In The Adolescent Storm, like Rousseau, we exhort parents to keep a hand on the helm and to reflect on the act of parenting. The book also postulates the Winnicottian theory that “good enough” parenting may be more effective than parenting that is “too good.” Whatever view one holds, there can be no denying that what one does as a parent does matter; how an adolescent is treated and valued as a thinking person matters and the same holds true for schools. How we parent, we would argue, is fundamental to the advancement of the next generation. While the book is accessible and simple the implications of good parenting are far-reaching – good parenting builds the next generation while poor parenting has the potential to destroy.

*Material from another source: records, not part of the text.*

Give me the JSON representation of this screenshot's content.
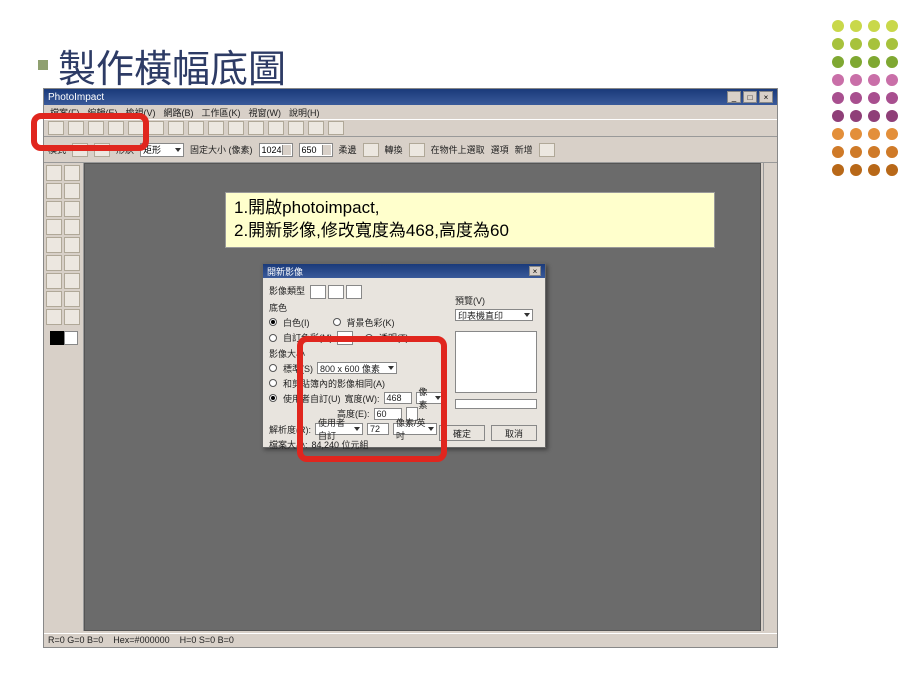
{
  "dot_colors": [
    "#c9d84a",
    "#c9d84a",
    "#c9d84a",
    "#c9d84a",
    "#a7c23c",
    "#a7c23c",
    "#a7c23c",
    "#a7c23c",
    "#7fa832",
    "#7fa832",
    "#7fa832",
    "#7fa832",
    "#c96fa8",
    "#c96fa8",
    "#c96fa8",
    "#c96fa8",
    "#a84f8f",
    "#a84f8f",
    "#a84f8f",
    "#a84f8f",
    "#8f3f78",
    "#8f3f78",
    "#8f3f78",
    "#8f3f78",
    "#e38f3a",
    "#e38f3a",
    "#e38f3a",
    "#e38f3a",
    "#cf7a28",
    "#cf7a28",
    "#cf7a28",
    "#cf7a28",
    "#b86818",
    "#b86818",
    "#b86818",
    "#b86818"
  ],
  "slide": {
    "title": "製作橫幅底圖"
  },
  "app": {
    "title": "PhotoImpact",
    "menubar": [
      "檔案(F)",
      "編輯(E)",
      "檢視(V)",
      "網路(B)",
      "工作區(K)",
      "視窗(W)",
      "說明(H)"
    ],
    "toolbar2": {
      "mode_label": "模式",
      "shape_label": "形狀",
      "shape_value": "矩形",
      "size_label": "固定大小 (像素)",
      "width": "1024",
      "height": "650",
      "soft_label": "柔邊",
      "trans_label": "轉換",
      "keep_label": "在物件上選取",
      "opt_label": "選項",
      "new_label": "新增"
    },
    "status": {
      "rgb": "R=0 G=0 B=0",
      "hex": "Hex=#000000",
      "hsb": "H=0 S=0 B=0"
    }
  },
  "note": {
    "line1": "1.開啟photoimpact,",
    "line2": "2.開新影像,修改寬度為468,高度為60"
  },
  "dialog": {
    "title": "開新影像",
    "sect_type": "影像類型",
    "sect_base": "底色",
    "base_white": "白色(I)",
    "base_bg": "背景色彩(K)",
    "base_custom": "自訂色彩(M)",
    "base_trans": "透明(T)",
    "sect_size": "影像大小",
    "std_label": "標準(S)",
    "std_value": "800 x 600 像素",
    "same_label": "和剪貼簿內的影像相同(A)",
    "user_label": "使用者自訂(U)",
    "width_label": "寬度(W):",
    "width_value": "468",
    "width_unit": "像素",
    "height_label": "高度(E):",
    "height_value": "60",
    "res_label": "解析度(R):",
    "res_mode": "使用者自訂",
    "res_value": "72",
    "res_unit": "像素/英吋",
    "filesize_label": "檔案大小:",
    "filesize_value": "84,240 位元組",
    "preview_label": "預覽(V)",
    "preview_drop": "印表機直印",
    "ok": "確定",
    "cancel": "取消"
  }
}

With the recent discovery of Australopithecus Sediba, theories of evolution are certainly at the forefront of many minds. Before you think I am going to suggest adolescent behaviour sheds some light on Neanderthal man or Australopithecines, I want to postulate that the evolution of thinking is in fact a parenting issue. If we can be reflective parents, thinking about our actions, we will be better parents than the generation before and if we can model good parenting, and if schools and parents and carers create platforms for better thinking then human kind’s thinking evolves and societies will have greater potential to flourish – for as adults that is our task – to help young people to flourish; to make the world better than it was before. It is in that flourishing that the human race will truly evolve into being more human and more humane. The task is a daunting one. The consideration in this country of the number of homes where there are no parents at all is alarming – we would then all do well to protect and guide, mentor and love and help all the young people who come along our paths be they our own children, the children of our peers or the children we teach– it is an adult task to help them on their journey, not only so that they may thrive but also so that the very structure of that which makes us human can survive. As adults our task is not altruistic; our task is in fact an imperative. The storm of adolescence is but one storm we have to navigate and we are compelled to keep our hand upon the helm or else “all is lost.”